About the time Douglass was collecting dinosaurs for the Carnegie Museum, western Canada opened to dinosaur prospectors. In the early 1870s, George Mercer Dawson had found dinosaur bones in Saskatchewan while surveying the Canada-United States boundary. In 1884, Dawson's assistant, George B. Tyrrell, unearthed a large partial skull of a meat-eating dinosaur, which was later named Albertosaurus sarcophagus, in Alberta.
Geologist Thomas Chesmer Weston boated along the Red Deer River to scan the shore for dinosaur fossils. By the turn of the century, Canadian paleontologist Lawrence M. Lambe had collected many dinosaur specimens using the same technique. A few years later, in 1910, Barnum Brown specially outfitted a barge and continued Weston's and Lambe's work.
Charles Hazelius Sternberg's childhood interest in fossil plants led to a job as a fossil collector for Cope.
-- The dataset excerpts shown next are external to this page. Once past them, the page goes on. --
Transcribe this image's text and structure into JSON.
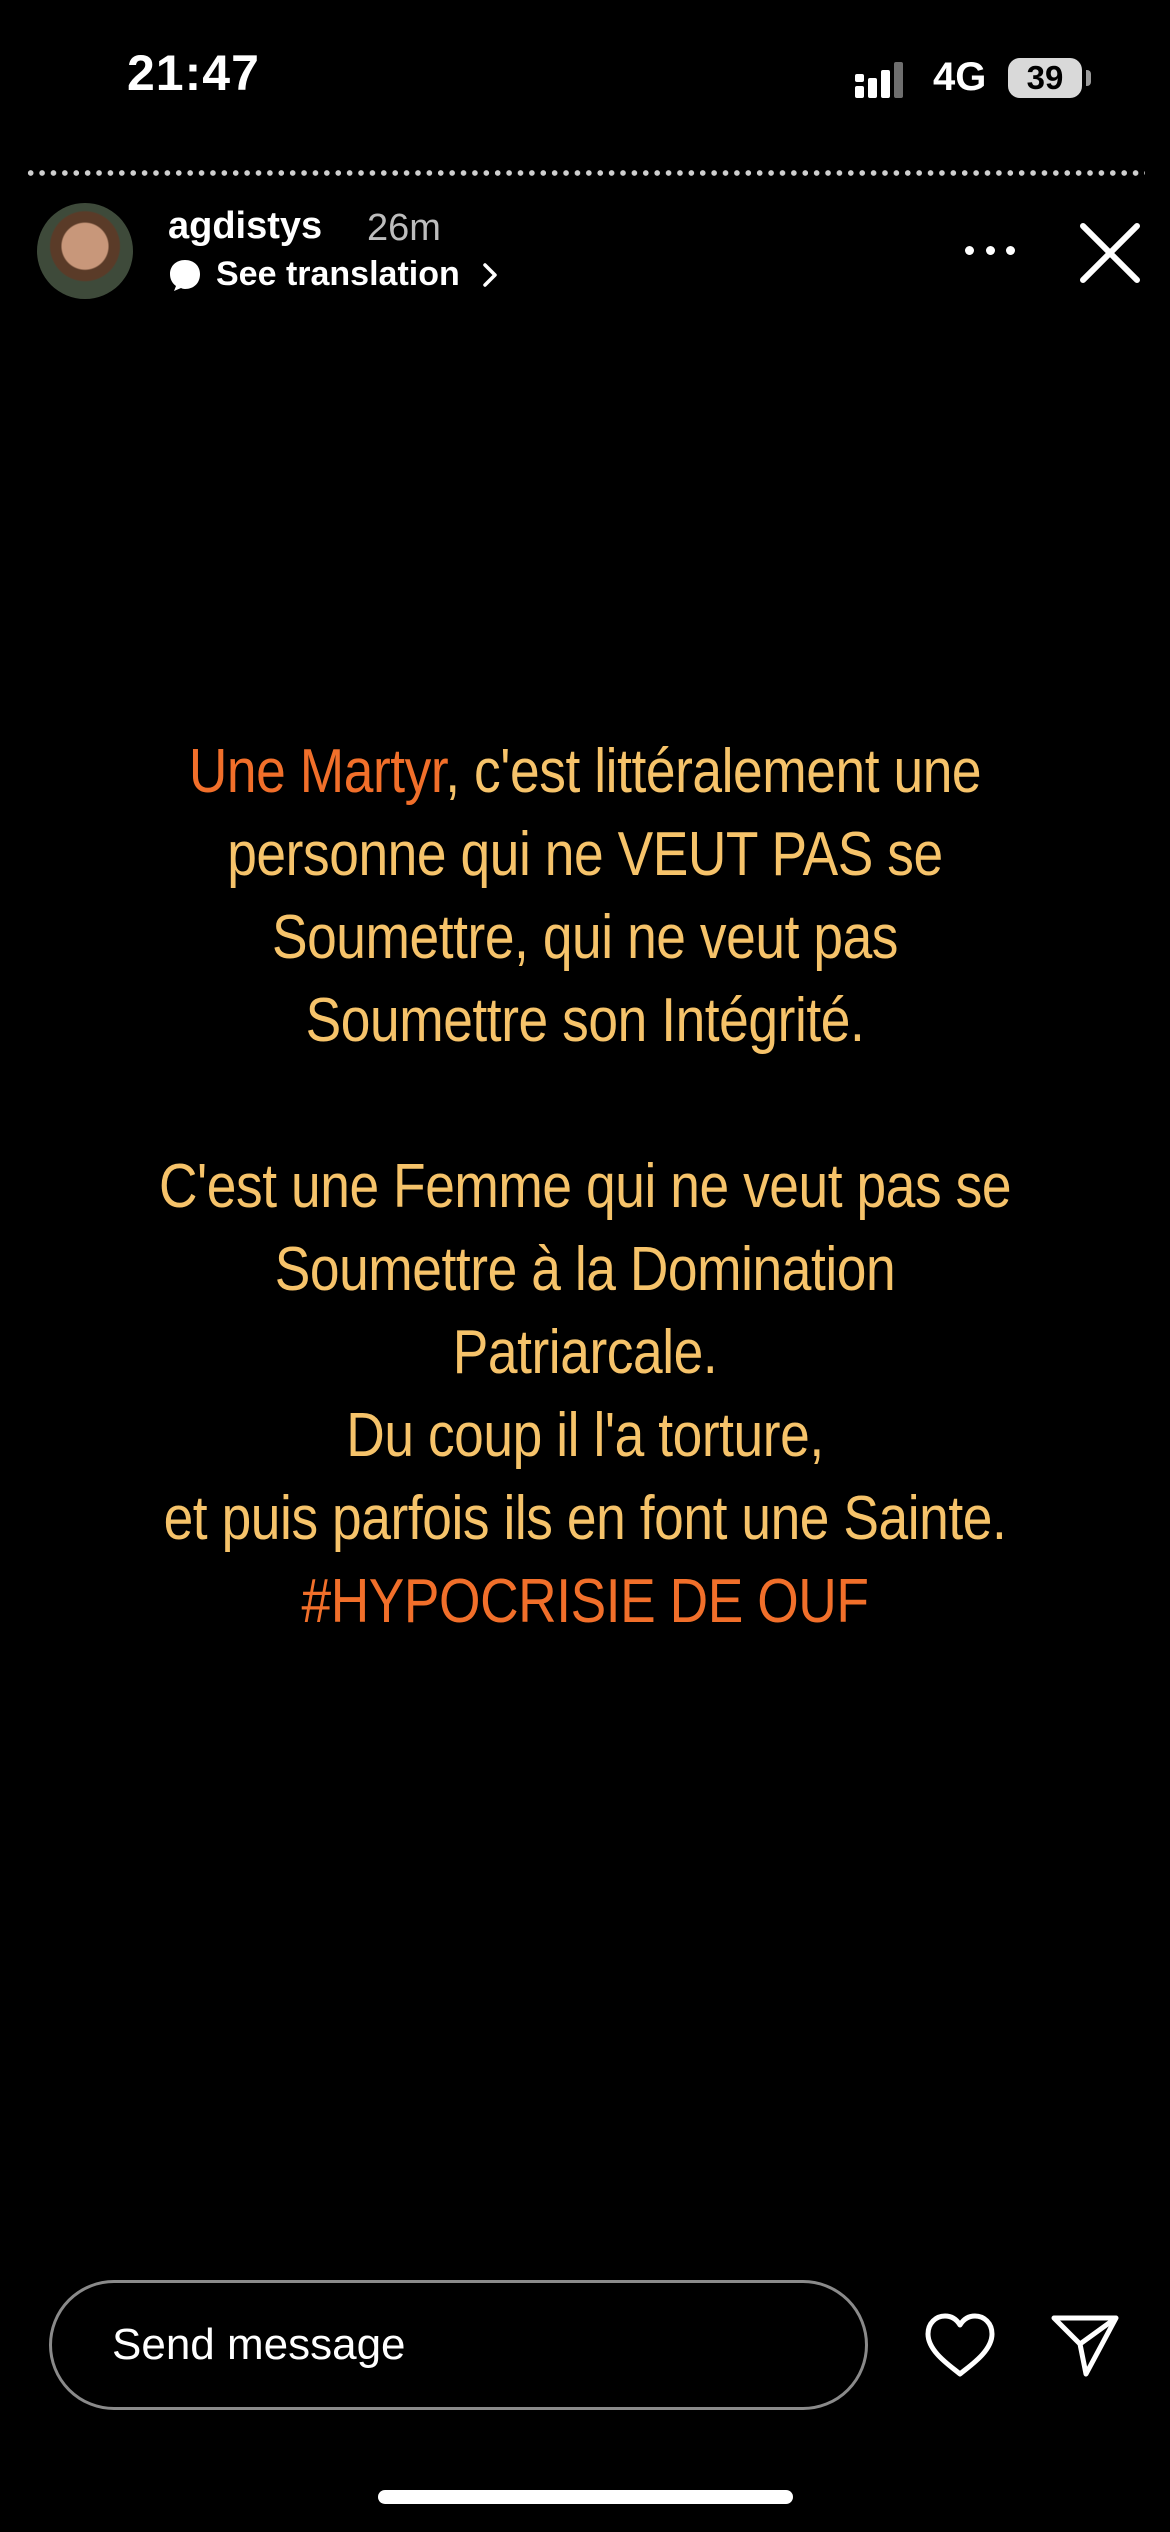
{
  "status_bar": {
    "time": "21:47",
    "network": "4G",
    "battery": "39"
  },
  "story": {
    "username": "agdistys",
    "time_ago": "26m",
    "see_translation": "See translation",
    "accent_color": "#f16f2a",
    "text_color": "#f6c36a",
    "text": {
      "p1_accent": "Une Martyr",
      "p1_rest": ", c'est littéralement une",
      "p1_line2": "personne qui ne VEUT PAS se",
      "p1_line3": "Soumettre, qui ne veut pas",
      "p1_line4": "Soumettre son Intégrité.",
      "p2_line1": "C'est une Femme qui ne veut pas se",
      "p2_line2": "Soumettre à la Domination",
      "p2_line3": "Patriarcale.",
      "p2_line4": "Du coup il l'a torture,",
      "p2_line5": "et puis parfois ils en font une Sainte.",
      "hashtag": "#HYPOCRISIE DE OUF"
    }
  },
  "composer": {
    "placeholder": "Send message"
  },
  "icons": {
    "more": "more-horizontal-icon",
    "close": "close-icon",
    "heart": "heart-icon",
    "share": "send-icon",
    "translate": "speech-bubble-icon"
  }
}
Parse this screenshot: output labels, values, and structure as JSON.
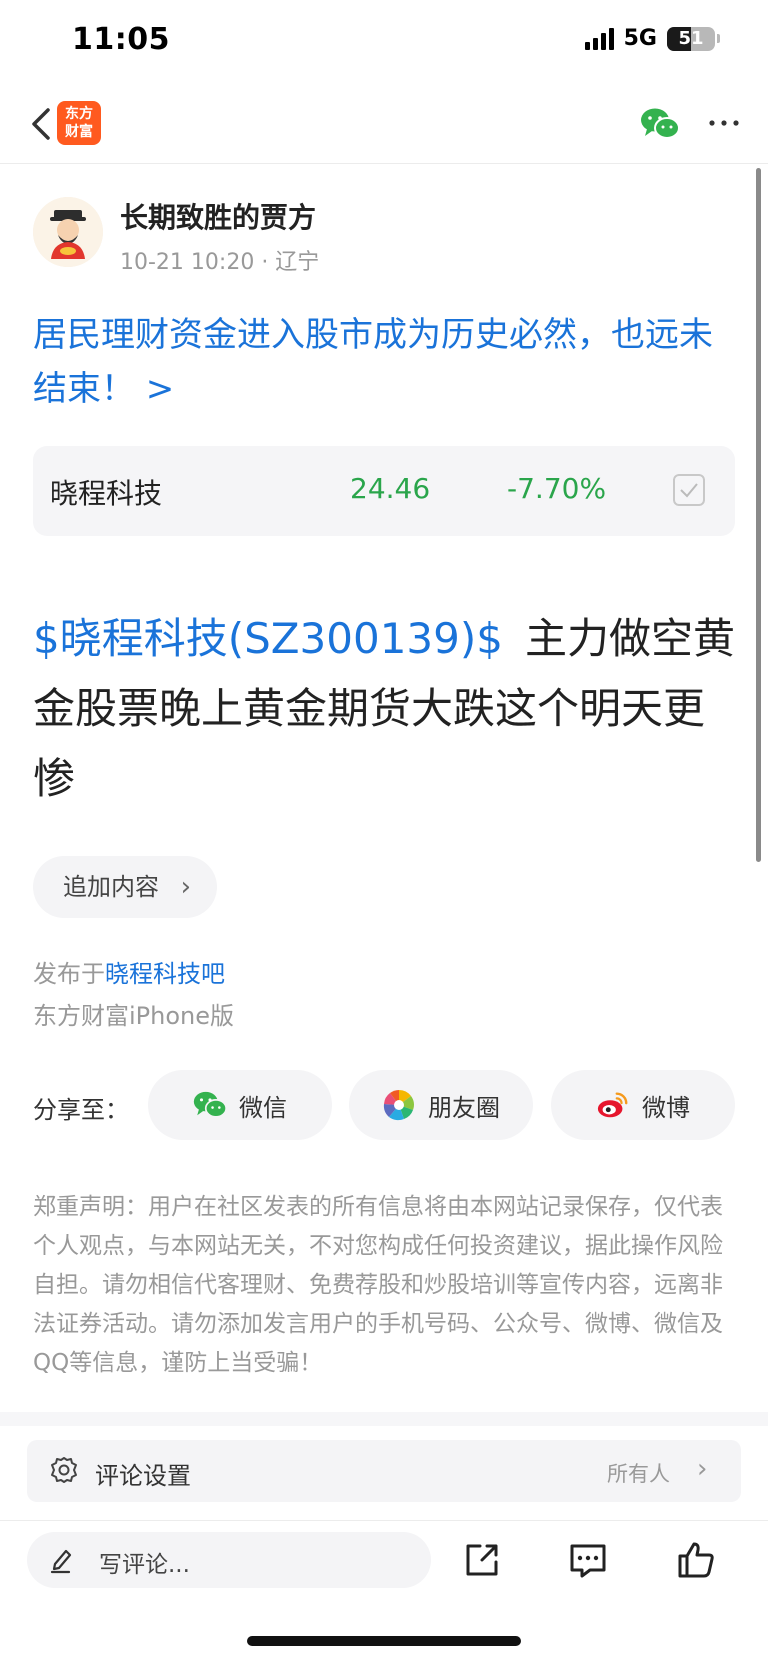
{
  "status_bar": {
    "time": "11:05",
    "network": "5G",
    "battery": "51"
  },
  "nav": {
    "logo_text": "东方\n财富",
    "back_icon": "chevron-left-icon",
    "share_icon": "wechat-icon",
    "more_icon": "more-horizontal-icon"
  },
  "author": {
    "name": "长期致胜的贾方",
    "meta": "10-21 10:20 · 辽宁"
  },
  "headline": "居民理财资金进入股市成为历史必然，也远未结束！ >",
  "stock": {
    "name": "晓程科技",
    "price": "24.46",
    "change": "-7.70%"
  },
  "post": {
    "tag": "$晓程科技(SZ300139)$",
    "text": "主力做空黄金股票晚上黄金期货大跌这个明天更惨"
  },
  "add_content": {
    "label": "追加内容",
    "chevron": "›"
  },
  "published": {
    "prefix": "发布于",
    "board": "晓程科技吧",
    "client": "东方财富iPhone版"
  },
  "share": {
    "label": "分享至：",
    "buttons": [
      {
        "label": "微信",
        "icon": "wechat-icon"
      },
      {
        "label": "朋友圈",
        "icon": "moments-icon"
      },
      {
        "label": "微博",
        "icon": "weibo-icon"
      }
    ]
  },
  "disclaimer": "郑重声明：用户在社区发表的所有信息将由本网站记录保存，仅代表个人观点，与本网站无关，不对您构成任何投资建议，据此操作风险自担。请勿相信代客理财、免费荐股和炒股培训等宣传内容，远离非法证券活动。请勿添加发言用户的手机号码、公众号、微博、微信及QQ等信息，谨防上当受骗！",
  "comment_settings": {
    "label": "评论设置",
    "value": "所有人",
    "chevron": "›"
  },
  "bottom_bar": {
    "write_placeholder": "写评论...",
    "icons": [
      "share-out-icon",
      "comment-icon",
      "like-icon"
    ]
  },
  "colors": {
    "link": "#1a73d9",
    "down": "#2aa54b",
    "logo": "#ff5a1f"
  }
}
The Canadian Geological Survey hired Sternberg in 1912 to find dinosaur skeletons and send them to Ottawa. He and his sons George, Charles, and Levi competed with Brown in Alberta for several years. Among the many fossils they found were two duckbilled dinosaur "mummies" preserved with extensive skin impressions. The wealth of specimens discovered by Brown and the Sternbergs showed the amazing diversity of crests, frills, and horns that had arisen among the Late Cretaceous dinosaurs.
Workers have found more dinosaur specimens in southern Alberta than anyplace else in the world. The Alberta government protected this resource by designating a 40-square-mile area along the Red Deer River as Dinosaur Provincial Park.